Parma-Inter, intervallo

Andrea Stramaccioni al Tardini

Le due solite paratone di Handanovic evitano un altro calvario. La sensazione è che se dovesse (facciamo le corna) passare in vantaggio il Parma sarebbe difficile rimontare.

L’Inter ha avuto un paio di occasioni buone, una in particolare con la palla respinta sulla linea, ma non sembra avere quel qualcosa in più che serve a fare la differenza in campo.

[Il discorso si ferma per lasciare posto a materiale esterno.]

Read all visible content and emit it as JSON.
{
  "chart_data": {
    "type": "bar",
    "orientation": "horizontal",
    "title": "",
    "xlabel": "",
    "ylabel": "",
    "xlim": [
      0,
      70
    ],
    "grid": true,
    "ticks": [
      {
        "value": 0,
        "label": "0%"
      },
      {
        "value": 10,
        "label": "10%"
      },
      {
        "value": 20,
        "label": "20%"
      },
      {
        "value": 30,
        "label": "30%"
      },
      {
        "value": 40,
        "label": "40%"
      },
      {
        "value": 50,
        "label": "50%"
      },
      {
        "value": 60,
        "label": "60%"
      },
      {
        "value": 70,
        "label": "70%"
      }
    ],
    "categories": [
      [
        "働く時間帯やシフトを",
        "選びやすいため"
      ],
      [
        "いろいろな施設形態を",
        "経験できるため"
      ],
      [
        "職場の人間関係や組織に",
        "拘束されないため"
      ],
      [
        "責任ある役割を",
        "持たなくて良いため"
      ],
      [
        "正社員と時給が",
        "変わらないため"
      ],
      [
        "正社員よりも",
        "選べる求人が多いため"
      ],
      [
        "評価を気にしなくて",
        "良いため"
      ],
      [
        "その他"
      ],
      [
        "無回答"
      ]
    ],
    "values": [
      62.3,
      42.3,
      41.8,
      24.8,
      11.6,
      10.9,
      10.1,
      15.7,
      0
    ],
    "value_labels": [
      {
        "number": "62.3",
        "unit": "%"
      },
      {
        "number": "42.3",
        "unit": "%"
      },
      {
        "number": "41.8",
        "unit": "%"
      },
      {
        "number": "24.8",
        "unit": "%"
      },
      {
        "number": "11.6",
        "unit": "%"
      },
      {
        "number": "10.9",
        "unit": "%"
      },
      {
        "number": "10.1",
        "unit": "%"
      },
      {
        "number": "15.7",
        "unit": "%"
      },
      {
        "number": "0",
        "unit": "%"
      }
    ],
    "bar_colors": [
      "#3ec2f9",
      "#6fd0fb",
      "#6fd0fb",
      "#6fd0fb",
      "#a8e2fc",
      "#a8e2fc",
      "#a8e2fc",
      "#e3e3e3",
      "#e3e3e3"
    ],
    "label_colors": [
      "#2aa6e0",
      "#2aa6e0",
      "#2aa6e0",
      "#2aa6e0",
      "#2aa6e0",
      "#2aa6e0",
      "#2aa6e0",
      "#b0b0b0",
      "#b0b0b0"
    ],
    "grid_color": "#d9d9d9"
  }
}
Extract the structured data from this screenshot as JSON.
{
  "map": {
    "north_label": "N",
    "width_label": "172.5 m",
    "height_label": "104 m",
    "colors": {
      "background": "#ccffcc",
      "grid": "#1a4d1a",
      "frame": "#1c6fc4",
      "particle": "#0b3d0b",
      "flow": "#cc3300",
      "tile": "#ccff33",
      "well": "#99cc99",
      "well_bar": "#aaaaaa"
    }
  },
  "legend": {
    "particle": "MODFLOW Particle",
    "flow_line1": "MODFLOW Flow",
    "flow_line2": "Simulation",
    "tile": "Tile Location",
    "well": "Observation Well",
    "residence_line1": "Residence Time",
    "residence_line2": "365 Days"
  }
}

L’assenza di Cassano si vede, perché nessuno riesce a servire bene le due punte. Alvarez come al solito è di una lentezza esasperante. E si muove sempre in ritardo, praticamente mette sempre i compagni fuori tempo. Un disastro, per ora.

Vedo Juan Jesus in grande difficoltà su Biabiany: soffre la sua velocità e se l’è perso più di una volta. Speriamo che non trovi la porta proprio contro la sua ex squadra.

Meglio di lui non sta certo Milito che vedo sempre più scoppiato e in debito d’ossigeno. Dopo Torino non è più lui e quando perde anche i palloni più facili (per lui, s’intende) come stasera è un brutto segnale.

Poco servito o servito male, Palacio finora non ha inciso miminamente. D’altronde, ormai si sa, lui ha bisogno di geometrie perfette e di essere lanciato in profondità. Altrimenti vaga in mezzo al campo.

Dentro Coutinho? Sì, almeno per provare a sparigliare, visto che Alvarez non riesce proprio a mettersi al servizio della squadra.